New York

Live: Howard Stern Loves Finnish Black Metal



Blurry like your soul

Sodom + Finntroll
BB King
January 8

Falling somewhere between Harry Potter‘s huffy, kid-eating trolls and your local apothecary’s tricked-out collector doll trolls, Finland’s Finntroll smoked and snarled and cookie-monstered as the black metal stereotype goes–then, polka time. “Humppa“–cheery Scandinavian folk melodies fit more for jigs than headbangs–figured prominently into the band’s otherwise swampy grinds. At best it lent Finntroll’s “alcohol psychosis” (their words) national flavor and irony-free cheer: On “Försvinn Du Som Lyser,” keyboardist Trollhorn derailed the band’s monotone stomp with a chirpy line that flitted about like a firefly, the audience bearing devil horns in return. Clean, well-behaved, probably still Satanic but the lyrics are Swedish so who could know for sure–this was your mama’s metal show, no slag.

At worst: Woof did some songs sound like “Carol of the Bells… with guitars!” or “Mozart Meets Metal” or whatever you have in the way of kitsch-pop swill. One routine called “Trollhammeren” involved lead finn Wilska making gorilla noises into the mic, guitarist Skrymer mouthing along, and Trollhorn doing abstract Anton Maiden impersonations (Maiden un-famously found MIDI versions of Iron Maiden songs on a website, then sang over them in unabashedly off-key falsetto; he’s been missing since November 2003). These were the moments I’d try to drink my beer, only to see that all of it had been soaked up by the man in front of me’s frizzy ponytail.

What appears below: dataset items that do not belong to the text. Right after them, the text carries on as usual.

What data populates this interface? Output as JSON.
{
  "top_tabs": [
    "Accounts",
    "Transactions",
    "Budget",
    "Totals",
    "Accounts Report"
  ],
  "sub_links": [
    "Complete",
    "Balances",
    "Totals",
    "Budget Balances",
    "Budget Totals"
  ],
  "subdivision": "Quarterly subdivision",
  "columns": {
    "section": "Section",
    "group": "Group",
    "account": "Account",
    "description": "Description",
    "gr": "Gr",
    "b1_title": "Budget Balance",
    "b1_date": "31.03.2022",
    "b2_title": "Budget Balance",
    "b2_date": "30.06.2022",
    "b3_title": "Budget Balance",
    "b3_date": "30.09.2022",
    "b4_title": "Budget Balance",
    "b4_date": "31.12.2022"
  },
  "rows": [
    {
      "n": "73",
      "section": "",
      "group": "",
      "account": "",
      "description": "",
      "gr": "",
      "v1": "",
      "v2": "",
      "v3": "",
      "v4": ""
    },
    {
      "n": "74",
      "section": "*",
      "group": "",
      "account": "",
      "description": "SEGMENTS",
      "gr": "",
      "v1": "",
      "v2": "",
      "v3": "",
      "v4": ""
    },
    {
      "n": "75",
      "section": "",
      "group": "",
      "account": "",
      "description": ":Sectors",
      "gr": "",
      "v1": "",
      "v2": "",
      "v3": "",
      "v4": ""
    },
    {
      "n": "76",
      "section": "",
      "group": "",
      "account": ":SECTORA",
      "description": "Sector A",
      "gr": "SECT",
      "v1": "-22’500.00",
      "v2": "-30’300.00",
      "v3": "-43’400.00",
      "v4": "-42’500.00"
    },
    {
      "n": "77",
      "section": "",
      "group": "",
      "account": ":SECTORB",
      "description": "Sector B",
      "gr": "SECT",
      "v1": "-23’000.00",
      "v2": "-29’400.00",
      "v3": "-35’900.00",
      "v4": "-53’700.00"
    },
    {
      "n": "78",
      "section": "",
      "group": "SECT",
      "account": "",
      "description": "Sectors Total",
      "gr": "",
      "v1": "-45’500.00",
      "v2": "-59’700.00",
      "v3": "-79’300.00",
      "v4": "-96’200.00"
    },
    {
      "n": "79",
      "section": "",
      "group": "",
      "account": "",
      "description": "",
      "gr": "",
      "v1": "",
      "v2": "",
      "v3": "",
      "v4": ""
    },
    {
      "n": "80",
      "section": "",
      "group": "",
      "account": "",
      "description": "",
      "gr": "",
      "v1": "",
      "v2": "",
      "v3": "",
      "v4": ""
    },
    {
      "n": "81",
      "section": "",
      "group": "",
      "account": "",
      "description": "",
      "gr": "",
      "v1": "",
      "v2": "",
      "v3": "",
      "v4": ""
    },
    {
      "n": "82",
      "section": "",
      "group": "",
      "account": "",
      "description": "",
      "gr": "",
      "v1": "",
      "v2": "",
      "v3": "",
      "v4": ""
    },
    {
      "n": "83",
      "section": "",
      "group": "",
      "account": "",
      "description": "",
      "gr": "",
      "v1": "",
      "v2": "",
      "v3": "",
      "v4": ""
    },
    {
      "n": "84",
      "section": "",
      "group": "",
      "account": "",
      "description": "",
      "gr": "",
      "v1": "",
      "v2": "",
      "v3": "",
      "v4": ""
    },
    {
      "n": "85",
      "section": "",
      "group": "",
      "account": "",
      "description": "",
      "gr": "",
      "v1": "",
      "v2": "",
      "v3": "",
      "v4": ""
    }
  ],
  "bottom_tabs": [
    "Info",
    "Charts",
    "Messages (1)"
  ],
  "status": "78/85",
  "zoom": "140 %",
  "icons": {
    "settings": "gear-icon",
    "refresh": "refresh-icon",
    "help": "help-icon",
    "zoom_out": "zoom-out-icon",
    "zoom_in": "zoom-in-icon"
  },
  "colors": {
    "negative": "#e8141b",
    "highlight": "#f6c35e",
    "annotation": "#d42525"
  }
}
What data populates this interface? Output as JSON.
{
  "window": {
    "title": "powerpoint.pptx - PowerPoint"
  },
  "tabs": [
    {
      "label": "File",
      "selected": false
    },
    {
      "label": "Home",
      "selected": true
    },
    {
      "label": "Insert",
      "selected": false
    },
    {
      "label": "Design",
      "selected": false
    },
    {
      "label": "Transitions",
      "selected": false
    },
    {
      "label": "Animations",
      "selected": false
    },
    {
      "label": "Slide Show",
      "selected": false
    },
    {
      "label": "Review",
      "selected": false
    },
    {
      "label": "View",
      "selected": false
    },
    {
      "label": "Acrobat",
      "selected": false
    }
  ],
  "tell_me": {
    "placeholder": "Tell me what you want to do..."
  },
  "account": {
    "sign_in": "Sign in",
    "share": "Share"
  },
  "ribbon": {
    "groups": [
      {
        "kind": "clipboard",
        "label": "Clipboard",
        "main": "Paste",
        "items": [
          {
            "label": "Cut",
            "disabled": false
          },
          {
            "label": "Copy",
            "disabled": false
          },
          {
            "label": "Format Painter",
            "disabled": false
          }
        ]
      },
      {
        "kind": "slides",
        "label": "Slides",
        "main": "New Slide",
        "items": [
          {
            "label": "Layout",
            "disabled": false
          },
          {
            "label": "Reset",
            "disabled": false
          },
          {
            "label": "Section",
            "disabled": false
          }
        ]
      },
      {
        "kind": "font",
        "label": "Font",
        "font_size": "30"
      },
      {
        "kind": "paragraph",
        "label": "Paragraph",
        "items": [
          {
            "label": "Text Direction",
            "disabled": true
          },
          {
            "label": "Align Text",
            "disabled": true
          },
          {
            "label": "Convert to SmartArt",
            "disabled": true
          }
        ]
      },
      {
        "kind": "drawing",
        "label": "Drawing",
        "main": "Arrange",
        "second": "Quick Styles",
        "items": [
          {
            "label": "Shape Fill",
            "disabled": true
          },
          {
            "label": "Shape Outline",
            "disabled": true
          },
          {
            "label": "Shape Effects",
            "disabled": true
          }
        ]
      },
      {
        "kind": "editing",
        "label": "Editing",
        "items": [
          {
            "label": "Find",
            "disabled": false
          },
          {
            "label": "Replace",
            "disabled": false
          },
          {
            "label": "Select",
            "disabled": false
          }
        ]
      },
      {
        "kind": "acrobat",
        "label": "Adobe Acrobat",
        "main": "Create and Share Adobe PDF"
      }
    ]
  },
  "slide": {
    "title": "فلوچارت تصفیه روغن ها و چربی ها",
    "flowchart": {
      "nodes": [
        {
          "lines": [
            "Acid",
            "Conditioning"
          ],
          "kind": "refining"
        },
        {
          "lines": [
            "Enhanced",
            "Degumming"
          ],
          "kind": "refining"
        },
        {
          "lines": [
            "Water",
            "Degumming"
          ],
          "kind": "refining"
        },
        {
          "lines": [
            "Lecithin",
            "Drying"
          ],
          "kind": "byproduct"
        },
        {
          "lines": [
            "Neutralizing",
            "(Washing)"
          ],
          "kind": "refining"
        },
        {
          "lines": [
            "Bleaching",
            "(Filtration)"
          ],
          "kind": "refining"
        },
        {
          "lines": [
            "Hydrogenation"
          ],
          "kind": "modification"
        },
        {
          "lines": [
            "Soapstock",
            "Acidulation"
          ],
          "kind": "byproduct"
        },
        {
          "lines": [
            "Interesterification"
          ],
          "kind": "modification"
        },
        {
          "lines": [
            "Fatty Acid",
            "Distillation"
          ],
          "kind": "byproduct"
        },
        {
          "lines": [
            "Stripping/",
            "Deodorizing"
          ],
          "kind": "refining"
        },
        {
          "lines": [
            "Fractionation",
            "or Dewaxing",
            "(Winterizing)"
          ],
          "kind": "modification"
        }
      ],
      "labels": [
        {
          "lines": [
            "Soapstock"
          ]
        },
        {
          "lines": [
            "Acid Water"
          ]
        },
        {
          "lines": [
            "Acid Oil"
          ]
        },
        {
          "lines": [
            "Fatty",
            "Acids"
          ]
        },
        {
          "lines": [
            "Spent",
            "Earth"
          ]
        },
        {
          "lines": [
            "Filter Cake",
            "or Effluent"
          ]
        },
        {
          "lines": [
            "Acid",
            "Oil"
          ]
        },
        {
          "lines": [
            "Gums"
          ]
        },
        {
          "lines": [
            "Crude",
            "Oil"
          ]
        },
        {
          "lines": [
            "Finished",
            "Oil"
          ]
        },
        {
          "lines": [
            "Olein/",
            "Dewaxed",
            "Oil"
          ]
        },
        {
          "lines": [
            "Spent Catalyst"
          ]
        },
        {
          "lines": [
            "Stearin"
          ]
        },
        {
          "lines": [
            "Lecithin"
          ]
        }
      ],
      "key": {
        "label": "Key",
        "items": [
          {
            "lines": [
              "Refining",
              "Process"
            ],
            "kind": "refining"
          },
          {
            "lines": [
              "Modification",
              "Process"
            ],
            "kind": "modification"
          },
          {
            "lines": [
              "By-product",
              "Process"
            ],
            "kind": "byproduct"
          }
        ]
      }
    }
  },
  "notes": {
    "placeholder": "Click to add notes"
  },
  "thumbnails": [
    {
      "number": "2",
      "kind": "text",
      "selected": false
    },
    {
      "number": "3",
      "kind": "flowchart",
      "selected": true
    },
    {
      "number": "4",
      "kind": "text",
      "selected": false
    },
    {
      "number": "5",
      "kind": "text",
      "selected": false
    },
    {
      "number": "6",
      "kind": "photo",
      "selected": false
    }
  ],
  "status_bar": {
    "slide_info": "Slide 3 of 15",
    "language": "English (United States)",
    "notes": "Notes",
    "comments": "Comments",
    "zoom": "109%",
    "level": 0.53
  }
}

German thrash trio Sodom headlined–no pomp, no make-up, just the efficient proto-black riffs and messy punk aggression they’ve worked since ’84’s In the Sign of Evil LP debut. What must be frustrating for bands around for so long, people came for Evil songs and got them without much arm-twisting. “Blasphemer” sounded nimble as ever, more deranged with age, and I could have sworn leadman Tom Angelripper, his onyx bass hoisted up like He-Man’s sword, said “black saber” during the chorus, at least accidentally. Sodom’s firecracker start for “Outbreak of Evil” incited a malevolent mosh and crowdsurfing frenzy, certainly the first I’ve ever seen at BB’s, and one that went immediately punished by the club’s unimpressed bouncers. Carpe diem, I guess, baby.